Netflix Inc. investors voted down a shareholder proposal recommending that the board appoint an independent chairman, narrowly reversing the outcome of an identical measure last year.
The vote was 53 percent against, Jonathan Friedland, a spokesman for Netflix, said in an e-mail. The chairman and chief executive officer roles are both held by Reed Hastings. The nonbinding resolution passed with 73 percent support last year and wasn’t implemented.
Calls for independent board oversight are gaining support from pension funds and shareholder advisers, who point to better long-term results and lower CEO pay. Twenty-one percent of companies in the Standard & Poor’s 500 Index have split the chairman and CEO roles, up from 9 percent in 2003, according to a statement from the measure’s sponsor.
While an active, independent chairman can muddle authority, CEOs shouldn’t be monitoring themselves, said Charles Elson, director of the University of Delaware’s Center for Corporate Governance.

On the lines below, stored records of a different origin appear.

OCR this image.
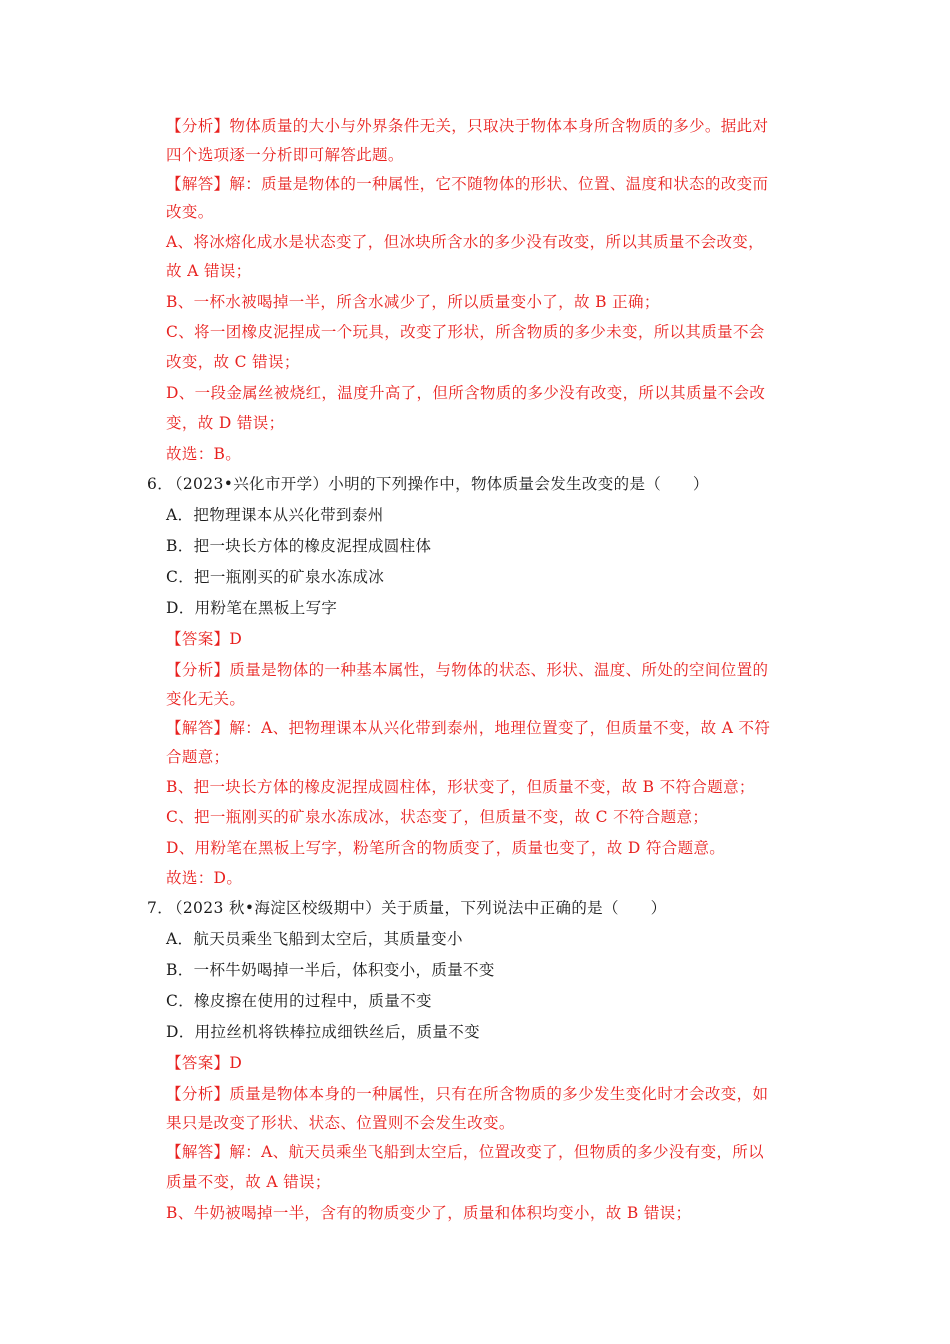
【分析】物体质量的大小与外界条件无关，只取决于物体本身所含物质的多少。据此对
四个选项逐一分析即可解答此题。
【解答】解：质量是物体的一种属性，它不随物体的形状、位置、温度和状态的改变而
改变。
A、将冰熔化成水是状态变了，但冰块所含水的多少没有改变，所以其质量不会改变，
故 A 错误；
B、一杯水被喝掉一半，所含水减少了，所以质量变小了，故 B 正确；
C、将一团橡皮泥捏成一个玩具，改变了形状，所含物质的多少未变，所以其质量不会
改变，故 C 错误；
D、一段金属丝被烧红，温度升高了，但所含物质的多少没有改变，所以其质量不会改
变，故 D 错误；
故选：B。
6．
（2023•兴化市开学）小明的下列操作中，物体质量会发生改变的是（　　）
A．把物理课本从兴化带到泰州
B．把一块长方体的橡皮泥捏成圆柱体
C．把一瓶刚买的矿泉水冻成冰
D．用粉笔在黑板上写字
【答案】D
【分析】质量是物体的一种基本属性，与物体的状态、形状、温度、所处的空间位置的
变化无关。
【解答】解：A、把物理课本从兴化带到泰州，地理位置变了，但质量不变，故 A 不符
合题意；
B、把一块长方体的橡皮泥捏成圆柱体，形状变了，但质量不变，故 B 不符合题意；
C、把一瓶刚买的矿泉水冻成冰，状态变了，但质量不变，故 C 不符合题意；
D、用粉笔在黑板上写字，粉笔所含的物质变了，质量也变了，故 D 符合题意。
故选：D。
7．
（2023 秋•海淀区校级期中）关于质量，下列说法中正确的是（　　）
A．航天员乘坐飞船到太空后，其质量变小
B．一杯牛奶喝掉一半后，体积变小，质量不变
C．橡皮擦在使用的过程中，质量不变
D．用拉丝机将铁棒拉成细铁丝后，质量不变
【答案】D
【分析】质量是物体本身的一种属性，只有在所含物质的多少发生变化时才会改变，如
果只是改变了形状、状态、位置则不会发生改变。
【解答】解：A、航天员乘坐飞船到太空后，位置改变了，但物质的多少没有变，所以
质量不变，故 A 错误；
B、牛奶被喝掉一半，含有的物质变少了，质量和体积均变小，故 B 错误；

“The trend is to split the two,” Elson said. “It makes sense. It’s very effective.”
While losing a shareholder vote it opposes can put pressure on a board, Los Gatos, California-based Netflix didn’t separate the CEO and chairman roles after the previous measure passed. Directors of the world’s leading streaming service unanimously opposed it, pointing out in materials that it has an independent lead director, Jay Hoag.
Netflix almost quadrupled last year to lead all members of the S&P 500. The shares fell 1.6 percent to $423.09 at the close in New York.
“The point is, ultimately for the board to function effectively, you need someone independent chairing it,” Elson said. “A good CEO wants a good board because it helps the CEO avoid his or her mistakes.”